Principal Component Analysis
When you have a lot of data you may want to know which variables are highly correlated with one another. You can do this with a method known as Principal Component Analysis (PCA). The idea works by trying to find a vector $\mathbf{x}$ such that \[\frac{\mathbf{x}^T\mathbf{A}^T\mathbf{A}\mathbf{x}}{\mathbf{x}^T\mathbf{x}}\] is as large as possible for the data stored in a matrix $\mathbf{A}$. Let's assume that $\mathbf{A}$ is mean centered, then $\mathbf{A}^T\mathbf{A}$ is just a scaled version of the covariance matrix! You can find $\mathbf{x}$ by just looking at the eigenvector associated with the largest eigenvalue of $\mathbf{A}^T\mathbf{A}$. This vector $\mathbf{x}$ is known as the first principal component. The components of $\mathbf{x}$ that are highly correlated will have larger numbers. This website may help with your intuition. Many times it is helpful for you to apply PCA on the correlation matrix instead of the covariance matrix so that the scale of the variables do not effect the solution. You can also look at the eigenvector related to the second largest eigenvalue. This eigenvector will be orthogonal to the first and will describe the largest possible variance possible that is orthogonal to the first principal component.

Problem Set 8
  • Create an m-file called hw8Last.m where Last is the first four letters of your last name in your MA302 folder. Your published file should be polished as if you were to turn it in as a final report.

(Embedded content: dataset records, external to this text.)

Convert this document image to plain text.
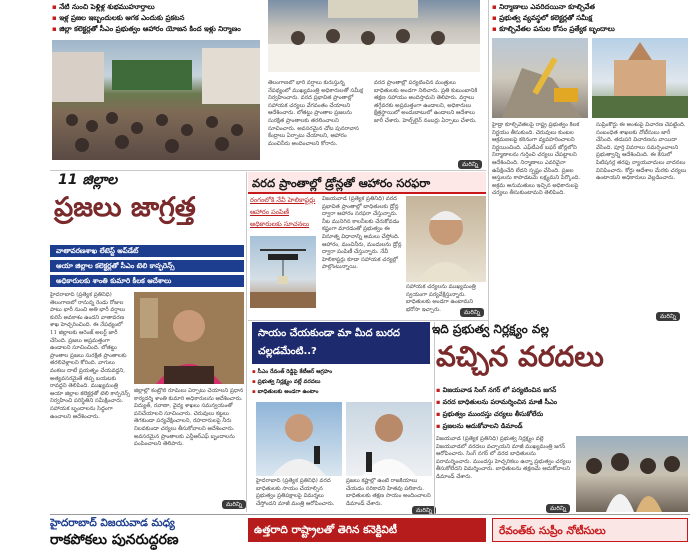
▪ నేటి నుంచి పెళ్లిళ్ల శుభముహూర్తాలు
▪ ఇళ్ల ప్రజల ఇబ్బందులకు ఆగక ఎందుకు ప్రకటన
▪ జిల్లా కలెక్టర్లతో సీఎం ప్రభుత్వం ఆహారం యోజన కింద ఇళ్లు నిర్మాణం
తెలంగాణలో భారీ వర్షాలు కురుస్తున్న నేపథ్యంలో ముఖ్యమంత్రి అధికారులతో సమీక్ష నిర్వహించారు. వరద ప్రభావిత ప్రాంతాల్లో సహాయక చర్యలు వేగవంతం చేయాలని ఆదేశించారు. లోతట్టు ప్రాంతాల ప్రజలను సురక్షిత ప్రాంతాలకు తరలించాలని సూచించారు. అవసరమైన చోట పునరావాస కేంద్రాలు ఏర్పాటు చేయాలని, ఆహారం మంచినీరు అందించాలని కోరారు.
వరద ప్రాంతాల్లో పర్యటించిన మంత్రులు బాధితులకు అండగా నిలిచారు. ప్రతి కుటుంబానికి తక్షణ సహాయం అందిస్తామని తెలిపారు. వర్షాలు తగ్గేవరకు అప్రమత్తంగా ఉండాలని, అధికారులు క్షేత్రస్థాయిలో అందుబాటులో ఉండాలని ఆదేశాలు జారీ చేశారు. హెల్ప్‌లైన్ నంబర్లు ఏర్పాటు చేశారు.
మరిన్ని
▪ నిర్మాణాలు ఎవరిదయినా కూల్చివేత
▪ ప్రభుత్వ వ్యవస్థలో కలెక్టర్లతో సమీక్ష
▪ కూల్చివేతల పనుల కోసం ప్రత్యేక బృందాలు
హైడ్రా కూల్చివేతలపై రాష్ట్ర ప్రభుత్వం కీలక నిర్ణయం తీసుకుంది. చెరువులు కుంటల ఆక్రమణలపై కఠినంగా వ్యవహరించాలని నిర్ణయించింది. ఎఫ్‌టీఎల్ బఫర్ జోన్లలోని నిర్మాణాలను గుర్తించి చర్యలు చేపట్టాలని ఆదేశించింది. నిర్మాణాలు ఎవరివైనా ఉపేక్షించేది లేదని స్పష్టం చేసింది. ప్రజల ఆస్తులను కాపాడటమే లక్ష్యమని పేర్కొంది. అక్రమ అనుమతులు ఇచ్చిన అధికారులపై చర్యలు తీసుకుంటామని తెలిపింది.
సుప్రీంకోర్టు ఈ అంశంపై విచారణ చేపట్టింది. సంబంధిత శాఖలకు నోటీసులు జారీ చేసింది. తదుపరి విచారణను వాయిదా వేసింది. పూర్తి వివరాలు సమర్పించాలని ప్రభుత్వాన్ని ఆదేశించింది. ఈ కేసులో పిటిషనర్ల తరఫు న్యాయవాదులు వాదనలు వినిపించారు. కోర్టు ఆదేశాల మేరకు చర్యలు ఉంటాయని అధికారులు వెల్లడించారు.
మరిన్ని
11 జిల్లాల
ప్రజలు జాగ్రత్త
వాతావరణశాఖ లేటెస్ట్ అప్‌డేట్
ఆయా జిల్లాల కలెక్టర్లతో సీఎం టెలి కాన్ఫరెన్స్
అధికారులకు శాంతి కుమారి కీలక ఆదేశాలు
హైదరాబాద్ (ప్రత్యేక ప్రతినిధి) తెలంగాణలో రానున్న రెండు రోజుల పాటు భారీ నుంచి అతి భారీ వర్షాలు కురిసే అవకాశం ఉందని వాతావరణ శాఖ హెచ్చరించింది. ఈ నేపథ్యంలో 11 జిల్లాలకు ఆరెంజ్ అలర్ట్ జారీ చేసింది. ప్రజలు అప్రమత్తంగా ఉండాలని సూచించింది. లోతట్టు ప్రాంతాల ప్రజలు సురక్షిత ప్రాంతాలకు తరలివెళ్లాలని కోరింది. వాగులు వంకలు దాటే ప్రయత్నం చేయవద్దని, అత్యవసరమైతే తప్ప బయటకు రావద్దని తెలిపింది. ముఖ్యమంత్రి ఆయా జిల్లాల కలెక్టర్లతో టెలి కాన్ఫరెన్స్ నిర్వహించి పరిస్థితిని సమీక్షించారు. సహాయక బృందాలను సిద్ధంగా ఉంచాలని ఆదేశించారు.
జిల్లాల్లో కంట్రోల్ రూమ్‌లు ఏర్పాటు చేయాలని ప్రధాన కార్యదర్శి శాంతి కుమారి అధికారులను ఆదేశించారు. విద్యుత్, రవాణా, వైద్య శాఖలు సమన్వయంతో పనిచేయాలని సూచించారు. చెరువులు కట్టలు తెగకుండా పర్యవేక్షించాలని, రహదారులపై నీరు నిలవకుండా చర్యలు తీసుకోవాలని ఆదేశించారు. అవసరమైన ప్రాంతాలకు ఎన్డీఆర్ఎఫ్ బృందాలను పంపించాలని తెలిపారు.
మరిన్ని
వరద ప్రాంతాల్లో డ్రోన్లతో ఆహారం సరఫరా
రంగంలోకి నేవీ హెలికాప్టర్లు
ఆహారం పంపిణీ
అధికారులకు సూచనలు
విజయవాడ (ప్రత్యేక ప్రతినిధి) వరద ప్రభావిత ప్రాంతాల్లో బాధితులకు డ్రోన్ల ద్వారా ఆహారం సరఫరా చేస్తున్నారు. నీట మునిగిన కాలనీలకు చేరుకోవడం కష్టంగా మారడంతో ప్రభుత్వం ఈ వినూత్న విధానాన్ని అమలు చేస్తోంది. ఆహారం, మంచినీరు, మందులను డ్రోన్ల ద్వారా పంపిణీ చేస్తున్నారు. నేవీ హెలికాప్టర్లు కూడా సహాయక చర్యల్లో పాల్గొంటున్నాయి.
సహాయక చర్యలను ముఖ్యమంత్రి స్వయంగా పర్యవేక్షిస్తున్నారు. బాధితులకు అండగా ఉంటామని భరోసా ఇచ్చారు.	మరిన్ని
సాయం చేయకుండా మా మీద బురద చల్లడమేంటి..?
▪ సీఎం రేవంత్ రెడ్డిపై కేటీఆర్ ఆగ్రహం
▪ ప్రభుత్వ నిర్లక్ష్యం వల్లే వరదలు
▪ బాధితులకు అండగా ఉంటాం
హైదరాబాద్ (ప్రత్యేక ప్రతినిధి) వరద బాధితులకు సాయం చేయాల్సిన ప్రభుత్వం ప్రతిపక్షాలపై విమర్శలు చేస్తోందని మాజీ మంత్రి ఆరోపించారు.
ప్రజలు కష్టాల్లో ఉంటే రాజకీయాలు చేయడం సరికాదని హితవు పలికారు. బాధితులకు తక్షణ సాయం అందించాలని డిమాండ్ చేశారు.
మరిన్ని
ఇది ప్రభుత్వ నిర్లక్ష్యం వల్ల
వచ్చిన వరదలు
▪ విజయవాడ సింగ్ నగర్ లో పర్యటించిన జగన్
▪ వరద బాధితులను పరామర్శించిన మాజీ సీఎం
▪ ప్రభుత్వం ముందస్తు చర్యలు తీసుకోలేదు
▪ ప్రజలను ఆదుకోవాలని డిమాండ్
విజయవాడ (ప్రత్యేక ప్రతినిధి) ప్రభుత్వ నిర్లక్ష్యం వల్లే విజయవాడలో వరదలు వచ్చాయని మాజీ ముఖ్యమంత్రి జగన్ ఆరోపించారు. సింగ్ నగర్ లో వరద బాధితులను పరామర్శించారు. ముందస్తు హెచ్చరికలు ఉన్నా ప్రభుత్వం చర్యలు తీసుకోలేదని విమర్శించారు. బాధితులను తక్షణమే ఆదుకోవాలని డిమాండ్ చేశారు.
మరిన్ని
హైదరాబాద్ విజయవాడ మధ్య
రాకపోకలు పునరుద్ధరణ
ఉత్తరాది రాష్ట్రాలతో తెగిన కనెక్టివిటీ	రేవంత్‌కు సుప్రీం నోటీసులు
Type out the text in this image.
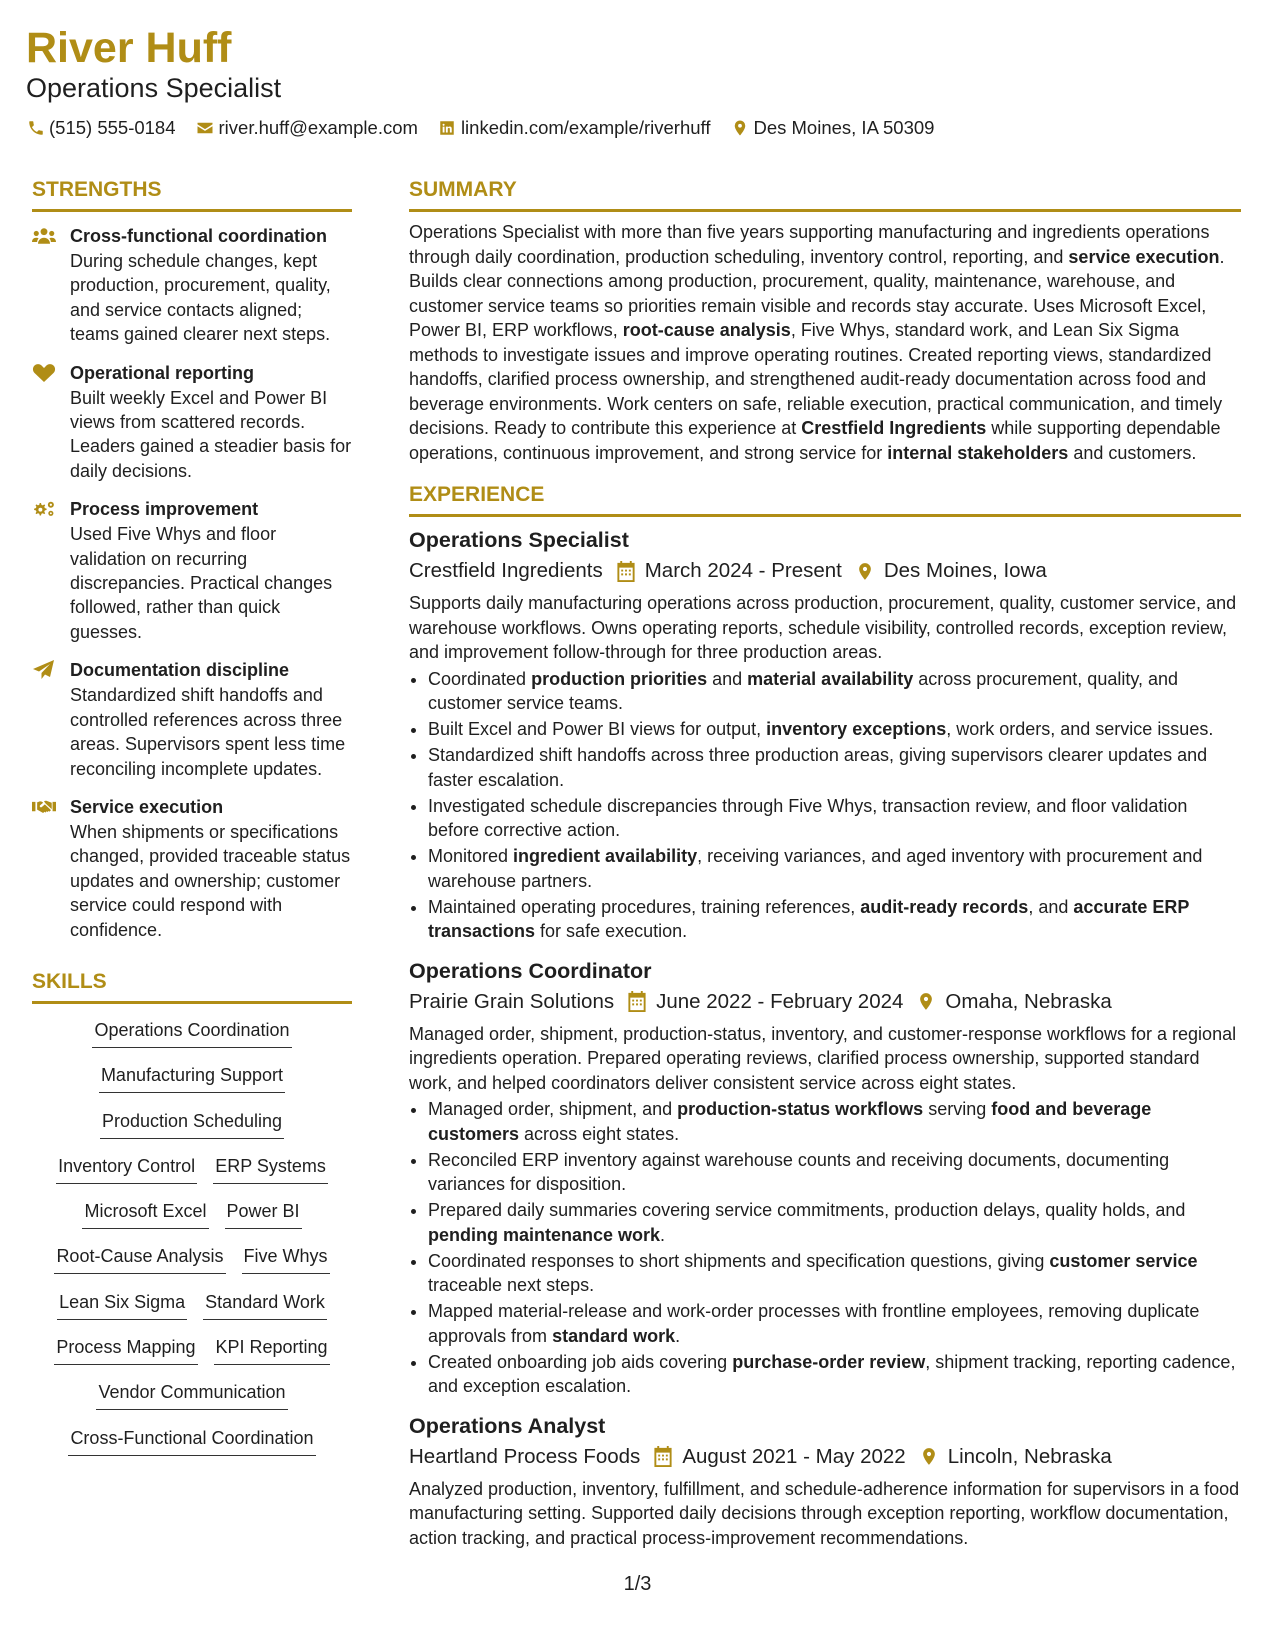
River Huff
Operations Specialist
(515) 555-0184 river.huff@example.com linkedin.com/example/riverhuff Des Moines, IA 50309
STRENGTHS
Cross-functional coordination
During schedule changes, kept production, procurement, quality, and service contacts aligned; teams gained clearer next steps.
Operational reporting
Built weekly Excel and Power BI views from scattered records. Leaders gained a steadier basis for daily decisions.
Process improvement
Used Five Whys and floor validation on recurring discrepancies. Practical changes followed, rather than quick guesses.
Documentation discipline
Standardized shift handoffs and controlled references across three areas. Supervisors spent less time reconciling incomplete updates.
Service execution
When shipments or specifications changed, provided traceable status updates and ownership; customer service could respond with confidence.
SKILLS
Operations Coordination
Manufacturing Support
Production Scheduling
Inventory Control ERP Systems
Microsoft Excel Power BI
Root-Cause Analysis Five Whys
Lean Six Sigma Standard Work
Process Mapping KPI Reporting
Vendor Communication
Cross-Functional Coordination
SUMMARY
Operations Specialist with more than five years supporting manufacturing and ingredients operations through daily coordination, production scheduling, inventory control, reporting, and service execution. Builds clear connections among production, procurement, quality, maintenance, warehouse, and customer service teams so priorities remain visible and records stay accurate. Uses Microsoft Excel, Power BI, ERP workflows, root-cause analysis, Five Whys, standard work, and Lean Six Sigma methods to investigate issues and improve operating routines. Created reporting views, standardized handoffs, clarified process ownership, and strengthened audit-ready documentation across food and beverage environments. Work centers on safe, reliable execution, practical communication, and timely decisions. Ready to contribute this experience at Crestfield Ingredients while supporting dependable operations, continuous improvement, and strong service for internal stakeholders and customers.
EXPERIENCE
Operations Specialist
Crestfield Ingredients March 2024 - Present Des Moines, Iowa
Supports daily manufacturing operations across production, procurement, quality, customer service, and warehouse workflows. Owns operating reports, schedule visibility, controlled records, exception review, and improvement follow-through for three production areas.
• Coordinated production priorities and material availability across procurement, quality, and customer service teams.
• Built Excel and Power BI views for output, inventory exceptions, work orders, and service issues.
• Standardized shift handoffs across three production areas, giving supervisors clearer updates and faster escalation.
• Investigated schedule discrepancies through Five Whys, transaction review, and floor validation before corrective action.
• Monitored ingredient availability, receiving variances, and aged inventory with procurement and warehouse partners.
• Maintained operating procedures, training references, audit-ready records, and accurate ERP transactions for safe execution.
Operations Coordinator
Prairie Grain Solutions June 2022 - February 2024 Omaha, Nebraska
Managed order, shipment, production-status, inventory, and customer-response workflows for a regional ingredients operation. Prepared operating reviews, clarified process ownership, supported standard work, and helped coordinators deliver consistent service across eight states.
• Managed order, shipment, and production-status workflows serving food and beverage customers across eight states.
• Reconciled ERP inventory against warehouse counts and receiving documents, documenting variances for disposition.
• Prepared daily summaries covering service commitments, production delays, quality holds, and pending maintenance work.
• Coordinated responses to short shipments and specification questions, giving customer service traceable next steps.
• Mapped material-release and work-order processes with frontline employees, removing duplicate approvals from standard work.
• Created onboarding job aids covering purchase-order review, shipment tracking, reporting cadence, and exception escalation.
Operations Analyst
Heartland Process Foods August 2021 - May 2022 Lincoln, Nebraska
Analyzed production, inventory, fulfillment, and schedule-adherence information for supervisors in a food manufacturing setting. Supported daily decisions through exception reporting, workflow documentation, action tracking, and practical process-improvement recommendations.
1/3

  • Create a function covLast.m that takes as input a matrix Mat and returns the covariance matrix Cov. Note that this function should only be 5 lines of actual code if you take advantage of matrix multiplication and Matlab's functions size, mean, and repmat. See if your answer makes sense by comparing your solution from a small random matrix with Matlab's built in function cov. You may want to use help cov to check if you are comparing the correct solutions.

  • Create a function corLast.m that takes as input a matrix Mat and returns the correlation matrix Cor. Note that this function should only be 6 lines of actual code if you take advantage of matrix multiplication and Matlab's built-in functions. See if your answer makes sense by comparing your solution from a small random matrix with Matlab's built in function corr.

  • Run covLast.m and corLast.m on the Movie Data. Use imagesc and subplot to visualize and compare the results. Your solution should look like this

    Why does it make sense that the data looks symmetric? Look to see which non-diagonal entry has the largest covariance. Look up the corresponding labels. Does it make sense that these two elements would have a high covariance? Compare with the largest non-diagonal correlation. Continue checking for the first TEN largest non-diagonal entries in the covariance and correlation matrices. You probably do not want to do this one by one. Instead create a loop to find the results. It may be useful to use Matlab's fprintf command to print out the results.

  • Calculate the first principal component with the covariance and correlation matrices. The Matlab function eigs may be helpful to you. Visualize the elements of each using imagesc and compare your results. Your solution should look like this

    Use fprintf to compare the genres associated with the largest 10 elements of each principal component. Comment on the results.

  • Post your m-file hw8Last.m to dropittome using the same password as we used in the first homework. In order to get full credit, your directories and files must be named correctly and you must have links to your function file and the m-file (script file) that created the webpage, along with the appropriate text, plots, and such to answer the problems.